Chipde Saurabh Sudhir, Agrawal Santosh, Kalathia Jaisukh, Mishra Udit, Agrawal Rajeev
Department of Urology and Kidney Transplantation, Sri Aurobindo Institute of Medical Sciences, Indore, Madhya Pradesh, India.
Saudi J Kidney Dis Transpl. 2017 Mar-Apr;28(2):336-340. doi: 10.4103/1319-2442.202781.
Primary use of the autogenous arteriovenous access is recommended by the National Kidney Foundation-Dialysis Outcomes Quality Initiative guidelines. In spite of troublesome comorbidities associated with basilic vein transposition (BVT), it is still the most preferred technique when autologous veins are not suitable to construct radio-cephalic fistula (RCF) and brachiocephalic fistula (BCF), arteriovenous fistula (AVF). The present study highlights our experience with BVT, with small incision technique, over a period of two years with excellent outcome. This retrospective study included all the patients who underwent BVT at our tertiary care center between March 2013 and March 2015. It was performed in patients with failed previous RCF or BCF or who had small caliber or thrombosed cephalic veins. The patients with minimum 3 mm basilic vein diameter on Doppler were only included in the study. A 3-cm horizontal incision was made in antecubital fossa to expose brachial artery and basilic vein. Multiple longitudinal separate second skin incisions (2-3 cm) were made to explore proximal part of basilic vein. Side branches of the vein were isolated and ligated. The divided basilic vein in antecubital fossa was brought over fascia through newly created subcutaneous tunnel followed by end-to-side anastomosis. A total of 18 (12 males and 6 females) underwent BVT in the two years period. The mean fistula maturation time was 42 ± 10 days. Maturation rate was 100%, and the postoperative flow rate was 290 ± 22 (mL/min). No bleeding, thrombosis, failure, pseudo aneurysm, or rupture occurred in our patients. Arm edema occurred in ix (33%) patients, infection in three (17%), and lymphorrhea in five (28%). The mean follow-up was six months. BVT is an alternative method with excellent initial maturation and functional patency rates requiring less extensive skin incision and surgical dissection. It is the most durable hemodialysis access procedure for those patients having multiple forearm AVF surgeries.

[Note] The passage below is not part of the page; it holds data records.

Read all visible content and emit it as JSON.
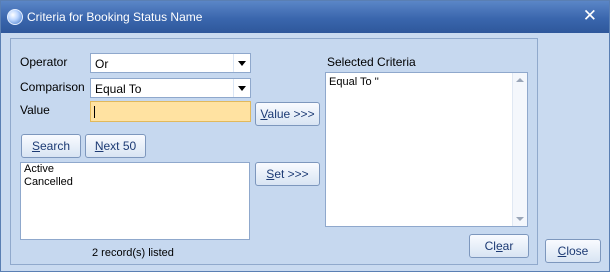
{
  "window": {
    "title": "Criteria for Booking Status Name",
    "close_glyph": "✕",
    "icon": "app-globe-icon"
  },
  "form": {
    "operator": {
      "label": "Operator",
      "value": "Or"
    },
    "comparison": {
      "label": "Comparison",
      "value": "Equal To"
    },
    "value": {
      "label": "Value",
      "current_value": ""
    }
  },
  "buttons": {
    "value": {
      "hotkey": "V",
      "rest": "alue >>>"
    },
    "search": {
      "hotkey": "S",
      "rest": "earch"
    },
    "next50": {
      "hotkey": "N",
      "rest": "ext 50"
    },
    "set": {
      "hotkey": "S",
      "rest": "et >>>"
    },
    "clear": {
      "pre": "Cl",
      "hotkey": "e",
      "rest": "ar"
    },
    "close": {
      "hotkey": "C",
      "rest": "lose"
    }
  },
  "results": {
    "items": [
      "Active",
      "Cancelled"
    ],
    "status": "2 record(s) listed"
  },
  "criteria": {
    "label": "Selected Criteria",
    "text": "Equal To ''"
  },
  "colors": {
    "title_bar": "#3a66ad",
    "panel": "#c6d8ef",
    "value_field": "#ffe2a1"
  }
}
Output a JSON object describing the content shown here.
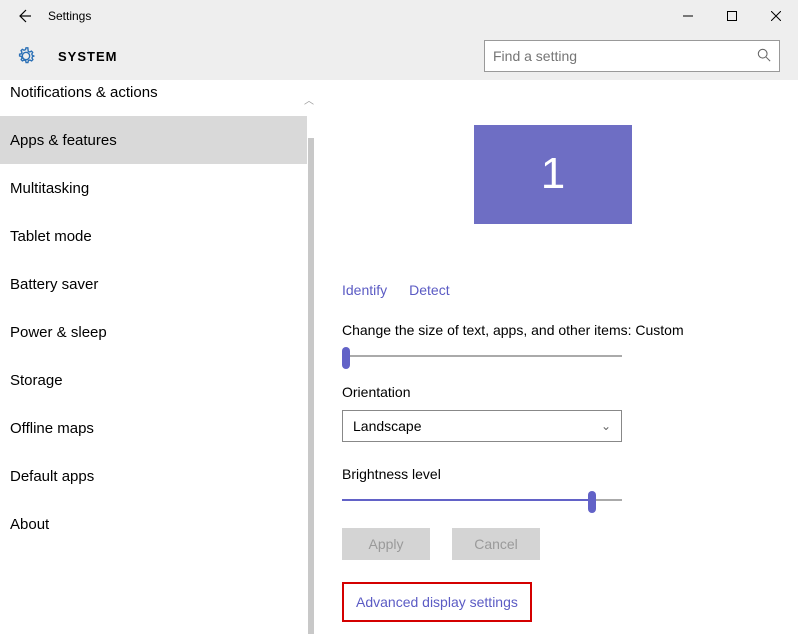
{
  "window": {
    "title": "Settings"
  },
  "header": {
    "title": "SYSTEM",
    "search_placeholder": "Find a setting"
  },
  "sidebar": {
    "items": [
      {
        "label": "Notifications & actions"
      },
      {
        "label": "Apps & features"
      },
      {
        "label": "Multitasking"
      },
      {
        "label": "Tablet mode"
      },
      {
        "label": "Battery saver"
      },
      {
        "label": "Power & sleep"
      },
      {
        "label": "Storage"
      },
      {
        "label": "Offline maps"
      },
      {
        "label": "Default apps"
      },
      {
        "label": "About"
      }
    ],
    "selected_index": 1
  },
  "display": {
    "monitor_label": "1",
    "identify_label": "Identify",
    "detect_label": "Detect",
    "scale_label": "Change the size of text, apps, and other items: Custom",
    "orientation_label": "Orientation",
    "orientation_value": "Landscape",
    "brightness_label": "Brightness level",
    "apply_label": "Apply",
    "cancel_label": "Cancel",
    "advanced_label": "Advanced display settings"
  }
}
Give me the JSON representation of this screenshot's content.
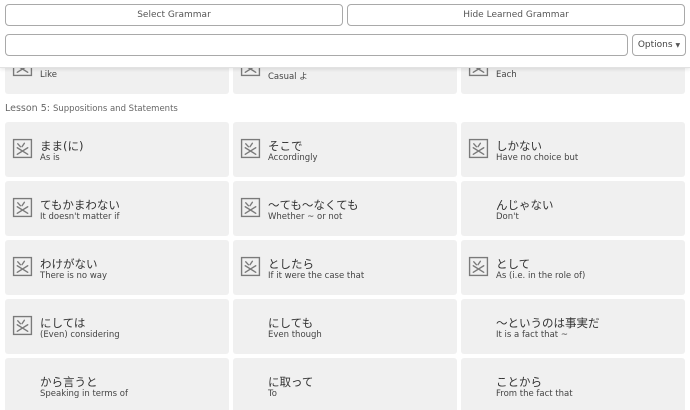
{
  "toolbar": {
    "select_label": "Select Grammar",
    "hide_label": "Hide Learned Grammar",
    "search_value": "",
    "options_label": "Options"
  },
  "prev_row": [
    {
      "en": "Like",
      "jp": "",
      "icon": true
    },
    {
      "en": "Casual よ",
      "jp": "",
      "icon": true
    },
    {
      "en": "Each",
      "jp": "",
      "icon": true
    }
  ],
  "lesson": {
    "number": "Lesson 5:",
    "title": "Suppositions and Statements"
  },
  "cards": [
    {
      "jp": "まま(に)",
      "en": "As is",
      "icon": true
    },
    {
      "jp": "そこで",
      "en": "Accordingly",
      "icon": true
    },
    {
      "jp": "しかない",
      "en": "Have no choice but",
      "icon": true
    },
    {
      "jp": "てもかまわない",
      "en": "It doesn't matter if",
      "icon": true
    },
    {
      "jp": "〜ても〜なくても",
      "en": "Whether ~ or not",
      "icon": true
    },
    {
      "jp": "んじゃない",
      "en": "Don't",
      "icon": false
    },
    {
      "jp": "わけがない",
      "en": "There is no way",
      "icon": true
    },
    {
      "jp": "としたら",
      "en": "If it were the case that",
      "icon": true
    },
    {
      "jp": "として",
      "en": "As (i.e. in the role of)",
      "icon": true
    },
    {
      "jp": "にしては",
      "en": "(Even) considering",
      "icon": true
    },
    {
      "jp": "にしても",
      "en": "Even though",
      "icon": false
    },
    {
      "jp": "〜というのは事実だ",
      "en": "It is a fact that ~",
      "icon": false
    },
    {
      "jp": "から言うと",
      "en": "Speaking in terms of",
      "icon": false
    },
    {
      "jp": "に取って",
      "en": "To",
      "icon": false
    },
    {
      "jp": "ことから",
      "en": "From the fact that",
      "icon": false
    }
  ],
  "icon_name": "kanji-zu-icon"
}
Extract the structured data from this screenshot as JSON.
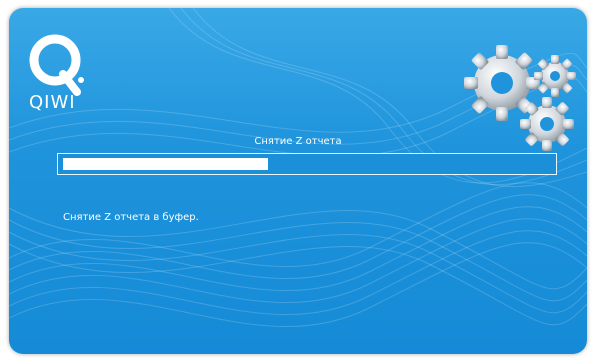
{
  "app": {
    "brand": "QIWI",
    "accent_color": "#1f94dc",
    "logo_icon": "qiwi-logo-icon",
    "decor_icon": "gears-icon"
  },
  "dialog": {
    "title": "Снятие Z отчета",
    "progress": 0.42,
    "status_text": "Снятие Z отчета в буфер."
  }
}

美国国家肾脏基金会-透析预后质量倡议指南推荐首选自体动静脉内瘘。尽管贵要静脉转位术(BVT)存在一些麻烦的合并症,但当自体静脉不适合构建桡动脉-头静脉内瘘(RCF)和肱动脉-头静脉内瘘(BCF)即动静脉内瘘(AVF)时,它仍是最优选的技术。本研究重点介绍了我们采用小切口技术进行BVT的两年经验,结果良好。这项回顾性研究纳入了2013年3月至2015年3月期间在我们三级医疗中心接受BVT的所有患者。该手术适用于先前RCF或BCF失败、头静脉管径小或血栓形成的患者。仅将多普勒检查显示贵要静脉直径至少为3 mm的患者纳入研究。在肘前窝做一个3 cm的水平切口,以暴露肱动脉和贵要静脉。做多个纵向分开的第二皮肤切口(2 - 3 cm)以探查贵要静脉近端。分离并结扎静脉的侧支。将肘前窝处切断的贵要静脉通过新创建的皮下隧道拉至筋膜上方,然后进行端侧吻合。在两年期间共有18例(12例男性和6例女性)接受了BVT。平均内瘘成熟时间为42±10天。成熟率为100%,术后血流量为290±22(mL/分钟)。我们的患者未发生出血、血栓形成、内瘘失败、假性动脉瘤或破裂。9例(33%)患者出现手臂水肿,3例(17%)发生感染,5例(28%)出现淋巴漏。平均随访时间为6个月。BVT是一种替代方法,初始成熟率和功能通畅率良好,所需皮肤切口和手术分离范围较小。对于那些接受过多次前臂AVF手术的患者来说,它是最持久的血液透析通路手术。